The majority of experts agree that putting aside whatever issues that helped the marriage to end in divorce and working with your children’s other parent is the most conducive to promoting emotional well being in your children.
I have met parents that have relationships with their ex’s that vary from friendly, openly hostile and in between. Being able to work through your differences and work together is the optimal way to reduce conflict and make the best out of a difficult situation. It is especially hurtful to children when the parents argue in front of them or let their distaste for one another be known at every possible opportunity. Healing needs to happen in order to create a healthy living situation. I heard recently that someone holding a grudge against another person is akin to someone drinking poison and waiting for the other person to die.
Some pointers to remember when co-parenting your children:
•Never devalue the other parent by what you say to or about him or her in front of the children.

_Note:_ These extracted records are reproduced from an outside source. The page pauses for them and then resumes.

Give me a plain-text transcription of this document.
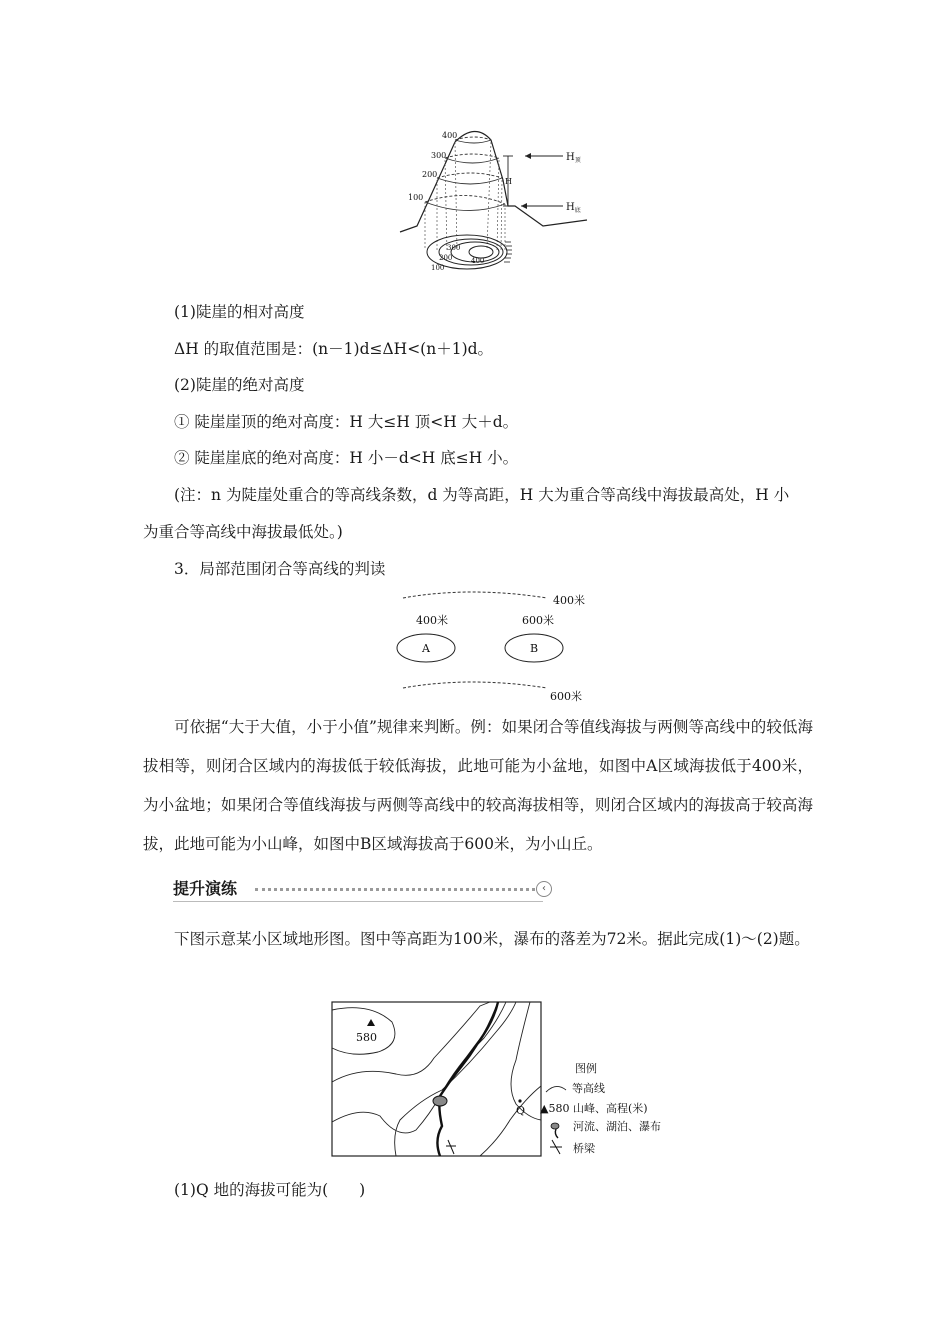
400
300
200
100
H
$H_顶$
$H_底$
300
200
100
400
(1)陡崖的相对高度
ΔH 的取值范围是：(n－1)d≤ΔH<(n＋1)d。
(2)陡崖的绝对高度
① 陡崖崖顶的绝对高度：H 大≤H 顶<H 大＋d。
② 陡崖崖底的绝对高度：H 小－d<H 底≤H 小。
(注：n 为陡崖处重合的等高线条数，d 为等高距，H 大为重合等高线中海拔最高处，H 小
为重合等高线中海拔最低处。)
3．局部范围闭合等高线的判读
400米
600米
400米	600米
A	B
可依据“大于大值，小于小值”规律来判断。例：如果闭合等值线海拔与两侧等高线中的较低海拔相等，则闭合区域内的海拔低于较低海拔，此地可能为小盆地，如图中A区域海拔低于400米，为小盆地；如果闭合等值线海拔与两侧等高线中的较高海拔相等，则闭合区域内的海拔高于较高海拔，此地可能为小山峰，如图中B区域海拔高于600米，为小山丘。
提升演练	‹
下图示意某小区域地形图。图中等高距为100米，瀑布的落差为72米。据此完成(1)～(2)题。
580
Q
图例
等高线
▲580 山峰、高程(米)
河流、湖泊、瀑布
桥梁
(1)Q 地的海拔可能为(　　)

Beware when talking on the phone about your ex-spouse, little ears might be listening.
•Try to keep the children’s best interests in mind when negotiating parenting time and other important matters.
•Be flexible-don’t demand your parenting time when there are special events or occasions that your child would like to attend. Ask the children what kind of arrangement they would like and try to accommodate reasonable requests.
•Make sure that all child support is paid on time and kept up to date.
•Communicate with the other parent especially about important changes in the child or things like parent/teacher conference dates.
•Try to set aside one-to-one time with each child, if possible without the siblings being present, so that they will have the opportunity to create special moments and bonds.
•Provide a stable as possible environment throughout the turmoil of the divorce.
•Children need parents to be role models, not friends.
•Even if it is difficult for you, try to encourage your child to have a meaningful relationship with the other parent.
•Ask for help. Create your own support network. Realize that you will make mistakes.
Remember that just because your relationship with your ex-spouse did not work out like you might have wanted it to, does not mean that both parents cannot have their own special relationship with each child.